Evolution of soil properties and plant communities along an extreme edaphic gradient

Abstract

Plant-litter-soil interactions were investigated along a soil chronosequence occurring on five coastal terraces in northern California that range in age from about 100 000 to 500 000 YBP. Soil and plant communities vary dramatically and consist of slightly acidic, fertile soils supporting highly productive mixed-conifer forests on the youngest terrace to highly acidic, infertile soils supporting pygmy forests of dwarf (< 3 m) conifers and Ericaceae species on the older terraces. Soil genesis, soil nutrient status, soil acidity and plant community structure reach a steady-state after approximately 250 000 years.
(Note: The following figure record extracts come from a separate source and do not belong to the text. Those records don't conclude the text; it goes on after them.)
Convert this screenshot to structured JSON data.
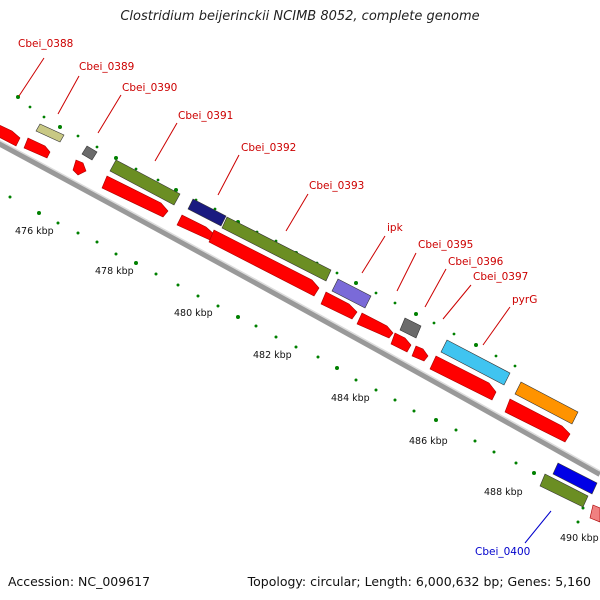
{
  "title": "Clostridium beijerinckii NCIMB 8052, complete genome",
  "footer": {
    "accession": "Accession: NC_009617",
    "summary": "Topology: circular; Length: 6,000,632 bp; Genes: 5,160"
  },
  "scale_labels": [
    "476 kbp",
    "478 kbp",
    "480 kbp",
    "482 kbp",
    "484 kbp",
    "486 kbp",
    "488 kbp",
    "490 kbp"
  ],
  "gene_labels": [
    {
      "text": "Cbei_0388",
      "color": "#cc0000"
    },
    {
      "text": "Cbei_0389",
      "color": "#cc0000"
    },
    {
      "text": "Cbei_0390",
      "color": "#cc0000"
    },
    {
      "text": "Cbei_0391",
      "color": "#cc0000"
    },
    {
      "text": "Cbei_0392",
      "color": "#cc0000"
    },
    {
      "text": "Cbei_0393",
      "color": "#cc0000"
    },
    {
      "text": "ipk",
      "color": "#cc0000"
    },
    {
      "text": "Cbei_0395",
      "color": "#cc0000"
    },
    {
      "text": "Cbei_0396",
      "color": "#cc0000"
    },
    {
      "text": "Cbei_0397",
      "color": "#cc0000"
    },
    {
      "text": "pyrG",
      "color": "#cc0000"
    },
    {
      "text": "Cbei_0400",
      "color": "#0000cc"
    }
  ],
  "colors": {
    "cds": "#ff0000",
    "backbone": "#999999",
    "tick": "#008000"
  }
}
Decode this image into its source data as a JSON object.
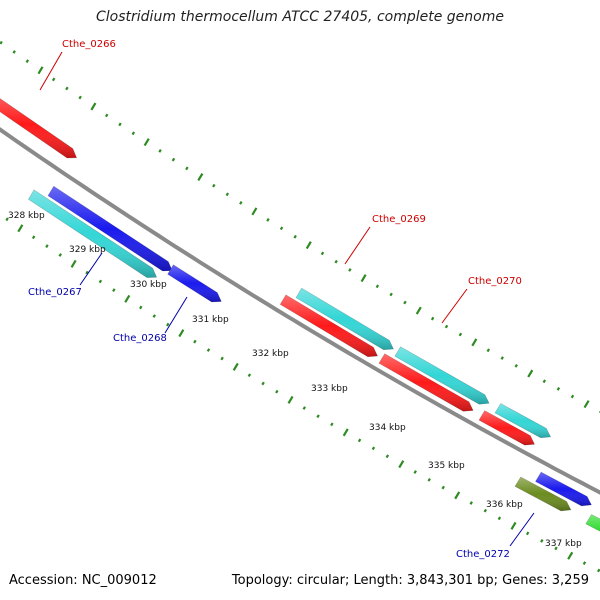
{
  "title": "Clostridium thermocellum ATCC 27405, complete genome",
  "footer": {
    "accession": "Accession: NC_009012",
    "stats": "Topology: circular; Length: 3,843,301 bp; Genes: 3,259"
  },
  "colors": {
    "backbone": "#8a8a8a",
    "tick": "#2e8b22",
    "forward_gene_label": "#cc0000",
    "reverse_gene_label": "#0000aa",
    "red": "#ff1a1a",
    "cyan": "#33d6d6",
    "blue": "#1a1aee",
    "olive": "#6b8c1f",
    "green": "#33dd33"
  },
  "kbp_labels": [
    "328 kbp",
    "329 kbp",
    "330 kbp",
    "331 kbp",
    "332 kbp",
    "333 kbp",
    "334 kbp",
    "335 kbp",
    "336 kbp",
    "337 kbp"
  ],
  "gene_labels": [
    {
      "name": "Cthe_0266",
      "strand": "forward"
    },
    {
      "name": "Cthe_0267",
      "strand": "reverse"
    },
    {
      "name": "Cthe_0268",
      "strand": "reverse"
    },
    {
      "name": "Cthe_0269",
      "strand": "forward"
    },
    {
      "name": "Cthe_0270",
      "strand": "forward"
    },
    {
      "name": "Cthe_0272",
      "strand": "reverse"
    }
  ]
}
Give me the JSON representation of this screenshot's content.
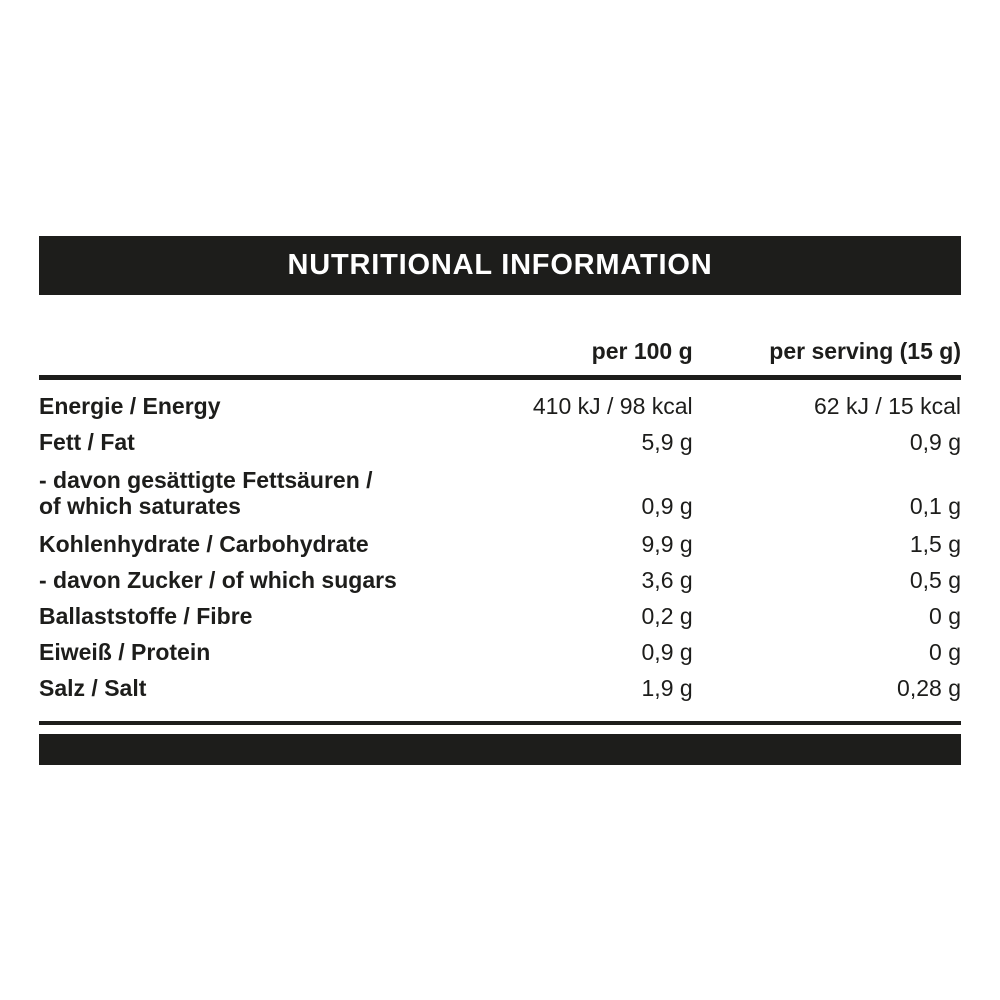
{
  "colors": {
    "ink": "#1d1d1b",
    "background": "#ffffff",
    "title_text": "#ffffff"
  },
  "title_bar": {
    "label": "NUTRITIONAL INFORMATION"
  },
  "table": {
    "column_headers": {
      "nutrient": "",
      "per_100g": "per 100 g",
      "per_serving": "per serving (15 g)"
    },
    "rows": [
      {
        "label": "Energie / Energy",
        "per_100g": "410 kJ / 98 kcal",
        "per_serving": "62 kJ / 15 kcal"
      },
      {
        "label": "Fett / Fat",
        "per_100g": "5,9 g",
        "per_serving": "0,9 g"
      },
      {
        "label": "- davon gesättigte Fettsäuren /\nof which saturates",
        "per_100g": "0,9 g",
        "per_serving": "0,1 g"
      },
      {
        "label": "Kohlenhydrate / Carbohydrate",
        "per_100g": "9,9 g",
        "per_serving": "1,5 g"
      },
      {
        "label": "- davon Zucker / of which sugars",
        "per_100g": "3,6 g",
        "per_serving": "0,5 g"
      },
      {
        "label": "Ballaststoffe / Fibre",
        "per_100g": "0,2 g",
        "per_serving": "0 g"
      },
      {
        "label": "Eiweiß / Protein",
        "per_100g": "0,9 g",
        "per_serving": "0 g"
      },
      {
        "label": "Salz / Salt",
        "per_100g": "1,9 g",
        "per_serving": "0,28 g"
      }
    ]
  }
}
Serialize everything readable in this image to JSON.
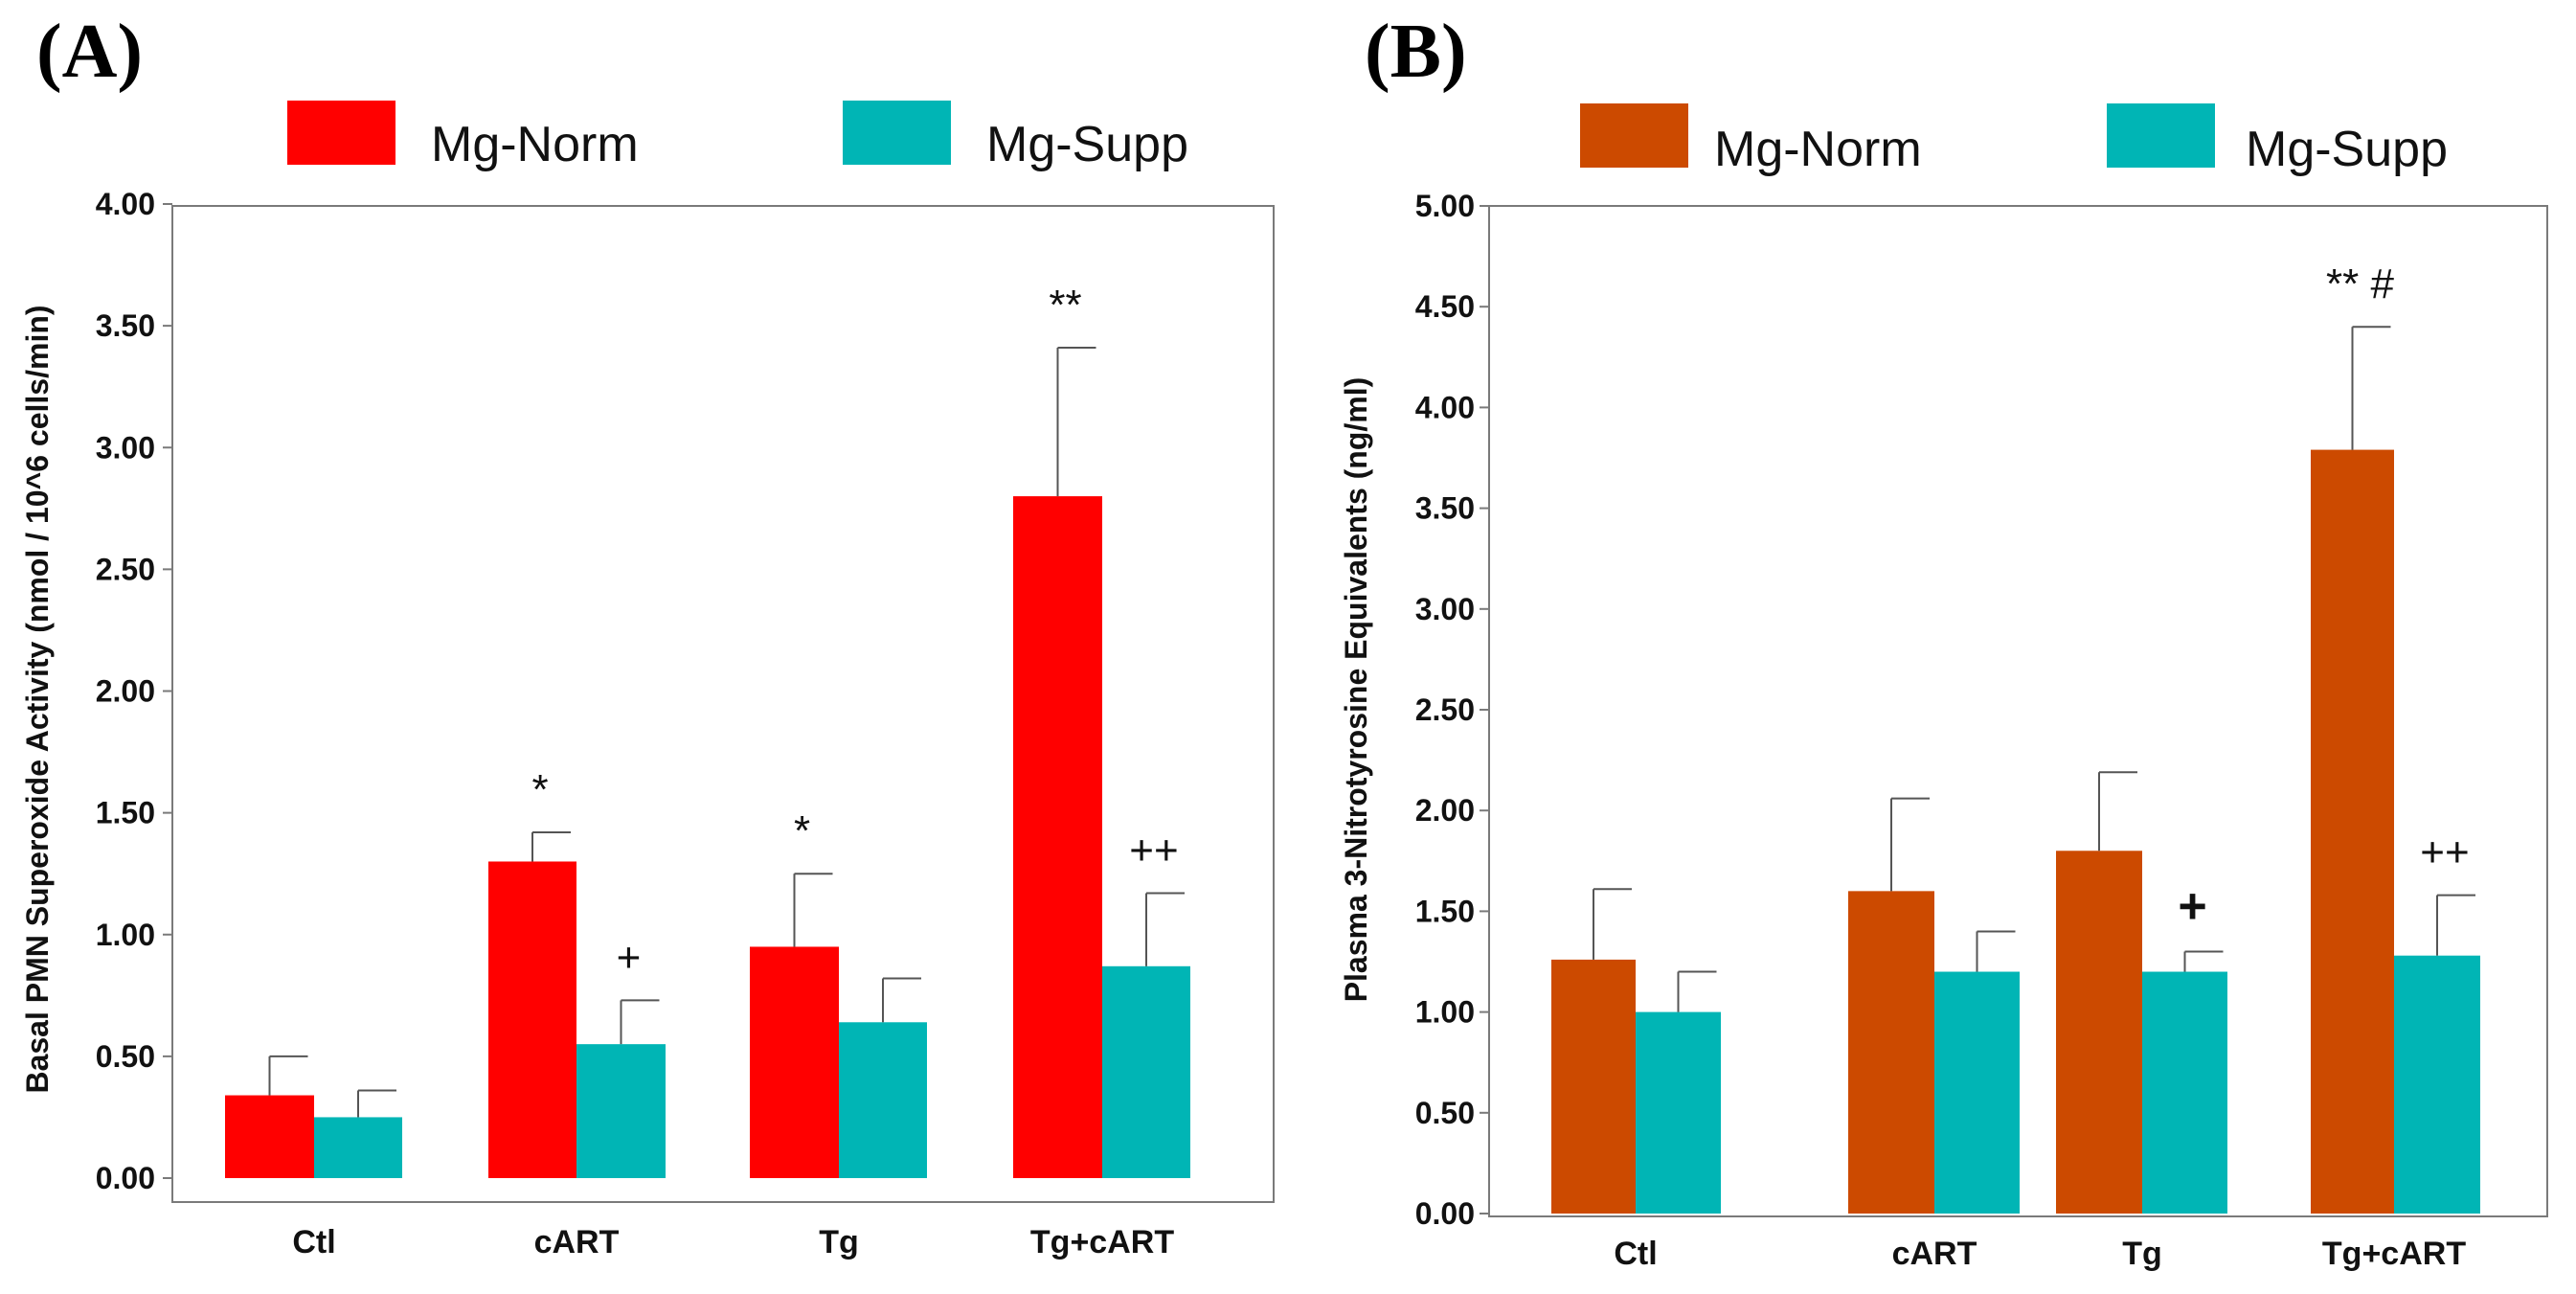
{
  "chart_data": [
    {
      "type": "bar",
      "panel": "(A)",
      "title": "",
      "xlabel": "",
      "ylabel": "Basal PMN Superoxide Activity (nmol / 10^6 cells/min)",
      "ylim": [
        0,
        4
      ],
      "yticks": [
        "0.00",
        "0.50",
        "1.00",
        "1.50",
        "2.00",
        "2.50",
        "3.00",
        "3.50",
        "4.00"
      ],
      "legend_position": "top",
      "categories": [
        "Ctl",
        "cART",
        "Tg",
        "Tg+cART"
      ],
      "series": [
        {
          "name": "Mg-Norm",
          "color": "#ff0000",
          "values": [
            0.34,
            1.3,
            0.95,
            2.8
          ],
          "errors": [
            0.16,
            0.12,
            0.3,
            0.61
          ]
        },
        {
          "name": "Mg-Supp",
          "color": "#00b5b5",
          "values": [
            0.25,
            0.55,
            0.64,
            0.87
          ],
          "errors": [
            0.11,
            0.18,
            0.18,
            0.3
          ]
        }
      ],
      "annotations": [
        {
          "series": 0,
          "category": 1,
          "text": "*"
        },
        {
          "series": 0,
          "category": 2,
          "text": "*"
        },
        {
          "series": 0,
          "category": 3,
          "text": "**"
        },
        {
          "series": 1,
          "category": 1,
          "text": "+"
        },
        {
          "series": 1,
          "category": 3,
          "text": "++"
        }
      ]
    },
    {
      "type": "bar",
      "panel": "(B)",
      "title": "",
      "xlabel": "",
      "ylabel": "Plasma 3-Nitrotyrosine Equivalents (ng/ml)",
      "ylim": [
        0,
        5
      ],
      "yticks": [
        "0.00",
        "0.50",
        "1.00",
        "1.50",
        "2.00",
        "2.50",
        "3.00",
        "3.50",
        "4.00",
        "4.50",
        "5.00"
      ],
      "legend_position": "top",
      "categories": [
        "Ctl",
        "cART",
        "Tg",
        "Tg+cART"
      ],
      "series": [
        {
          "name": "Mg-Norm",
          "color": "#cc4a00",
          "values": [
            1.26,
            1.6,
            1.8,
            3.79
          ],
          "errors": [
            0.35,
            0.46,
            0.39,
            0.61
          ]
        },
        {
          "name": "Mg-Supp",
          "color": "#00b5b5",
          "values": [
            1.0,
            1.2,
            1.2,
            1.28
          ],
          "errors": [
            0.2,
            0.2,
            0.1,
            0.3
          ]
        }
      ],
      "annotations": [
        {
          "series": 0,
          "category": 3,
          "text": "** #"
        },
        {
          "series": 1,
          "category": 2,
          "text": "+",
          "bold": true
        },
        {
          "series": 1,
          "category": 3,
          "text": "++"
        }
      ]
    }
  ]
}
All major species of the pygmy forest are polyphenol-rich, and those species that also grow elsewhere on the gradient have their highest concentrations of extractable polyphenols when growing on the most highly acidic, infertile sites. Polyphenols provide several beneficial effects on highly acidic and infertile soils, such as nutrient conservation, detoxification of soluble aluminum and enhanced phosphorus availability. Polyphenols may also provide some plant species with a competitive advantage by altering nitrogen cycling, allowing these plants to alter forest succession. The convergent evolution of polyphenol-rich plant communities on highly infertile soils throughout the world may be due to the ability of polyphenols to ameliorate acid soil infertility factors and regulate the nitrogen cycle.